Box CEOが語るAI時代のエンタープライズSaaS:セキュリティとビジネスモデルの変革

AIとエンタープライズSaaSの未来

Boxの共同創設者兼CEOであるアーロン・リービー氏は、AIエージェントがエンタープライズSaaS(Software as a Service)企業に取って代わることはないと見ています。TechCrunch Disrupt 2025カンファレンスで同氏は、SaaSとAIエージェントのハイブリッドな組み合わせがより現実的な未来であると述べました。

AIエージェントがもたらすセキュリティリスク

リービー氏は、ビジネスプロセスにおいては、日々の変化のリスクが高いため、決定論的なシステムで定義する必要があると強調しました。
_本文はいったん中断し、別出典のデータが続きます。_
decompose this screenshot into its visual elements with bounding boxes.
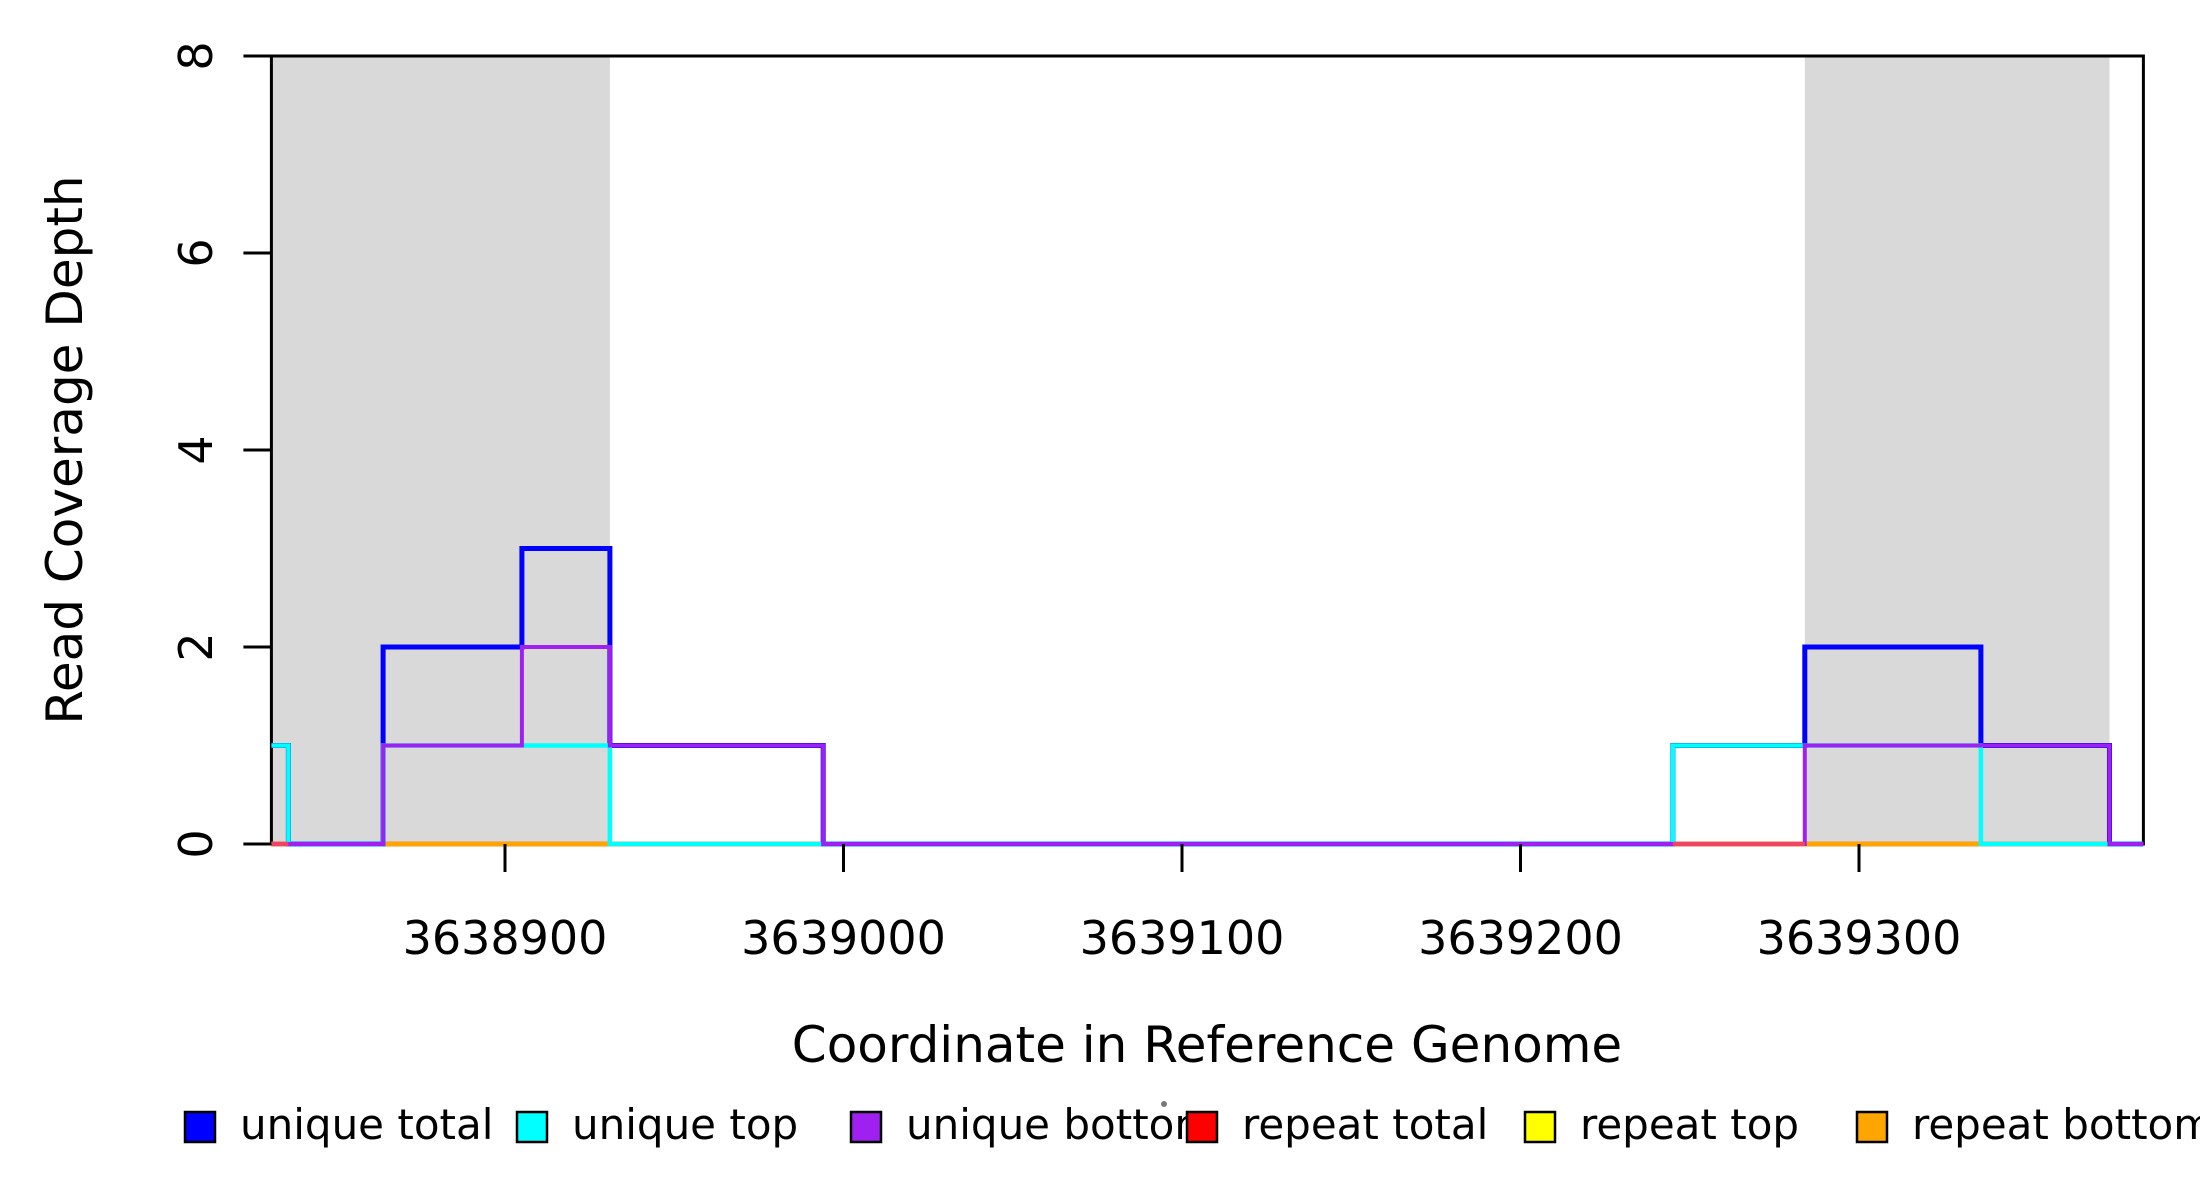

AIエージェントの非決定論的な性質には、以下のような重大なリスクが伴う可能性があると指摘しています。

  • データ漏洩:エージェントの誤動作により機密情報が外部に流出する可能性。
  • データベースの破壊:予期せぬエージェントの行動が、本番環境のデータベースに損害を与える可能性。
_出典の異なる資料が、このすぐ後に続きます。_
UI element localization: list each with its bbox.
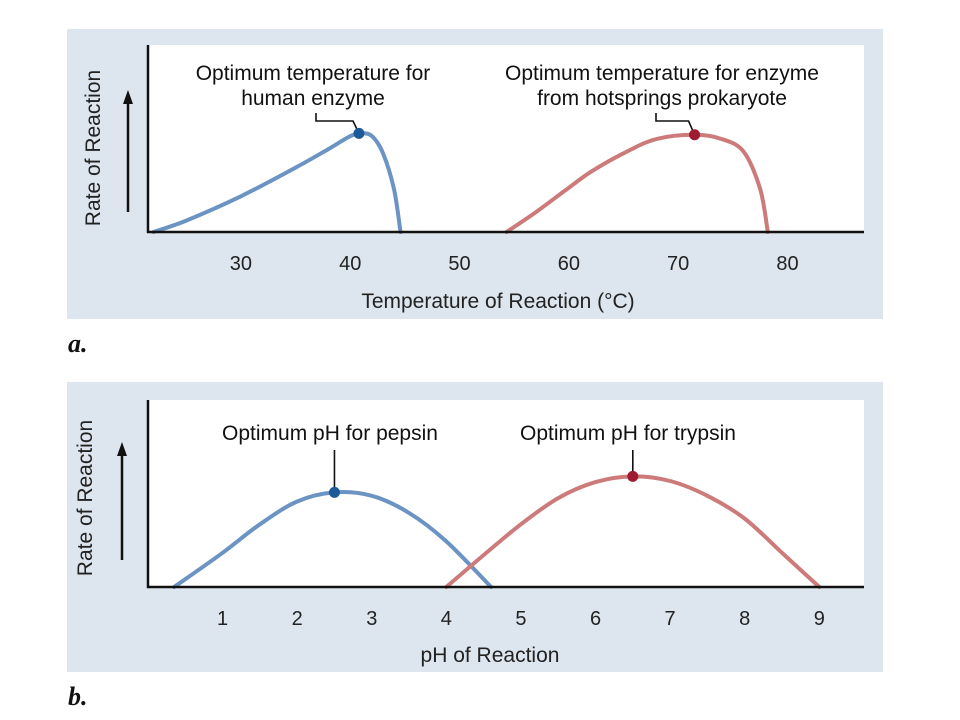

このため、ソフトウェアの決定論的な側面と非決定論的な側面の間には、「政教分離」のような明確な区別が必要であるとリービー氏は主張しています。エンタープライズソフトウェアの未来では、SaaSがコアビジネスワークフローを担い、その上でエージェントが意思決定の支援、ワークフローの自動化、プロセスの加速を行う形になると予測しています。

ビジネスモデルの再構築

AIエージェントの台頭は、エンタープライズSaaSのビジネスモデルにも劇的な影響を与えるとリービー氏は指摘します。同氏は、「人間よりも100倍、あるいは1,000倍ものエージェントが存在するようになるだろう」と述べ、SaaSシステムのユーザーの大部分がエージェントになると予測しています。その結果、従来の「シート単位」の課金モデルは機能しなくなり、AIエージェントの利用量や消費量に基づいたモデルへの移行が必要になるとの見解を示しました。

スタートアップへの新たな機会

リービー氏は、この変化がスタートアップにとって大きな市場機会となると強調しました。特に、既存のプロセスにエージェントを統合しようとする大企業よりも、「エージェントファースト」の時代に向けてゼロから構築するスタートアップが有利であると見ています。スタートアップは、変更管理プロセスをより容易にし、受け入れやすくするためのソリューションを構築することで、このシフトを最大限に活用できると語りました。

「私たちは今、約15年間経験したことのない変革の窓の中にいます。これは、新しい企業が台頭する機会を生み出す、テクノロジーにおける完全なプラットフォームシフトです」とリービー氏は述べ、起業家たちにこの機会を最大限に活用するよう促しました。